Le jeune homme coupa sa phrase, se frottant le visage, sûrement bien épuisé de cette lourde journée. Il confirma son hypothèse en lui expliquant qu’il avait besoin de se reposer, ce dont elle se doutait. Elle prit note des informations et hocha de la tête, lui offrant un grand sourire. Ses yeux écarlate se fermèrent, elle sourit, et répondit assez rapidement avant qu’il s’endorme.

« En effet, je ne peux que progresser, et je ne doute pas qu’avec toi, je deviendrai meilleure, et si je peux t’aider à t’améliorer, ce sera encore mieux ! Il faut que tu te reposes oui, tu en as grand besoin. Quel mauvais médecin je fais à profiter de ta gentillesse pour discuter avec toi... En tout cas, j'ai hâte de pouvoir entamer cet entraînement avec toi, j'attendrai un signe de ta part ! »
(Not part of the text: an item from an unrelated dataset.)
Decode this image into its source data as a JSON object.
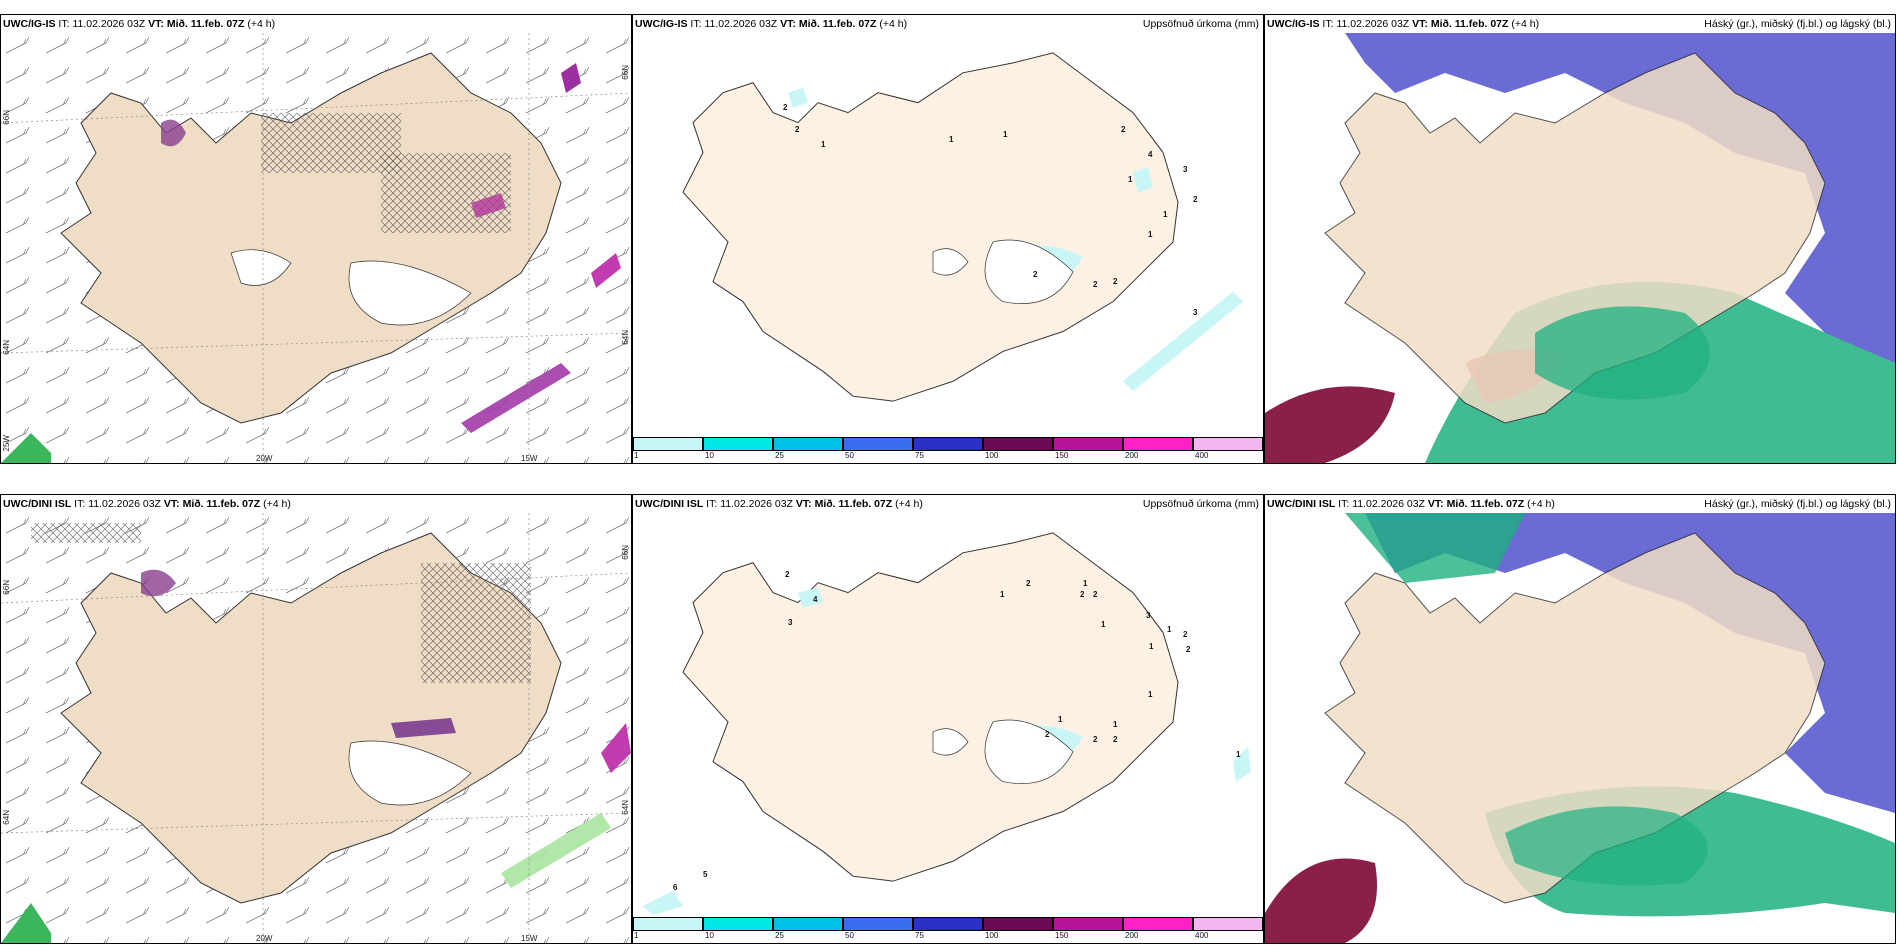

Aimi s’étira sur son tabouret, son corps tout endolori, prise elle aussi d’une fatigue, c’était vraiment contagieux. En temps normal, elle prendrait le lit pour faire une micro sieste, mais le shinobi l’occupait. Il faisait encore bien jour pour retourner dormir chez elle, la boutique ouverte et dynamique. Elle soupira et regarda autour d’elle.

« Si tu me permets, je vais en profiter pour me reposer moi aussi, j’ai pour habitude d’utiliser une pièce pour faire un petit somme parfois. Et comme ça, je suis à côté s’il y a un problème !»

Descendant de son tabouret avec un petit saut, la douce femme s’installa contre un mur de la pièce, adossée, une jambe fléchie, elle ferma les yeux et se laissa bercer par le silence de la pièce.